Ayant finalement réussi à pénétrer dans le village sain et sauf, Vladimir et Louhane firent une halte dans une auberge non loin de là. Les gens de passage ne firent guère attention à eux, mais les habitants les dévisagèrent avec mépris : en particulier Louhane qu’ils avaient reconnu comme étant une humaine. Assis à une table dans un recoin d’ombre, Vladimir ôta son capuchon et ce attira le regard d’une serveuse. Il l’appela et demanda des rafraichissements et de quoi manger. La jeune fée lui lit la carte jusqu’à ce que les mots « viande rouge » fassent leurs apparitions. Il commanda immédiatement ce qu’il appelait son met favori et demanda à la Princesse ce qu’elle souhaitait en lui affirmant qu’il paierait. Elle commanda une maigre cuisse de poulet et une petite salade : elle n’était pas en étant, bien qu’affamée, elle n’avait plus la force de manger quoi que ce soit. Cela faisait un jour et demi maintenant qu’elle s’était évanouie en utilisant toute son énergie vitale, et elle n’avait pas encore réussi à récupérer totalement, même après une bonne journée de marche. Le vampire lui promit qu’ils se rendraient chez un prêtre médecin pour vérifier si tout allait bien.

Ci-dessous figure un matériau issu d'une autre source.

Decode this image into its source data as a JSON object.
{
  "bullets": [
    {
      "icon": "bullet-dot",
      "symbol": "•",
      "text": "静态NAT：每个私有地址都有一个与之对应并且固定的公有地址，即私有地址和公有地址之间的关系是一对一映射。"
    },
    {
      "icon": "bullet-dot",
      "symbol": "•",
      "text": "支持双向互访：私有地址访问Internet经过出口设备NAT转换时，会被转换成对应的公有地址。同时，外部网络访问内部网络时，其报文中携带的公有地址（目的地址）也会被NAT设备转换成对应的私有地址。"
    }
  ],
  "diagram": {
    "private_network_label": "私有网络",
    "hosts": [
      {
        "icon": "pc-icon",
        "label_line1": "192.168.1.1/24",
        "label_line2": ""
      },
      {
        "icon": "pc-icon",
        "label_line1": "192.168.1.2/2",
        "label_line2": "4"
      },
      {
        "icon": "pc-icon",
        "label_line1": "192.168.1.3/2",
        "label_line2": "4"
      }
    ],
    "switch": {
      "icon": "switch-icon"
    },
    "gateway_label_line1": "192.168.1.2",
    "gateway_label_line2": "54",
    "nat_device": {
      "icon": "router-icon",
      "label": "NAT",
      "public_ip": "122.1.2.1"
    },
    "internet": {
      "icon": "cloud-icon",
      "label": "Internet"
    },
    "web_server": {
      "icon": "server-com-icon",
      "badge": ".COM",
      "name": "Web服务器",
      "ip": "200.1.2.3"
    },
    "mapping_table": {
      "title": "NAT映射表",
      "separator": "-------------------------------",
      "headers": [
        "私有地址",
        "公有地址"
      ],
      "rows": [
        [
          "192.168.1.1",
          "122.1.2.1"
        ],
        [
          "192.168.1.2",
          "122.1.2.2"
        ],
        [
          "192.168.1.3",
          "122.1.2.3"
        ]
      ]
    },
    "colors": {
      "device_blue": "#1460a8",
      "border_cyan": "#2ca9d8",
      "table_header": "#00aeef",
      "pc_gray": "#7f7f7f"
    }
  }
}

Ils parlèrent pendant une dizaine de minutes, puis, lorsque les commandes arrivèrent, Vladimir attaqua de suite la viande comme si sa vie en dépendait. Louhane mangea lentement et encore de façon maniérée malgré le fait qu’elle ne soit plus au palais. Pendant ce temps, plusieurs regards se posèrent sur eux, et bien que Vladimir ne s’en soucia pas plus que cela, la jeune femme savait qu’ils lui étaient destinées : il s’agissait de regards emplies de haine. Elle rapprocha sa chaine près du vampire en qui elle avait le plus confiance.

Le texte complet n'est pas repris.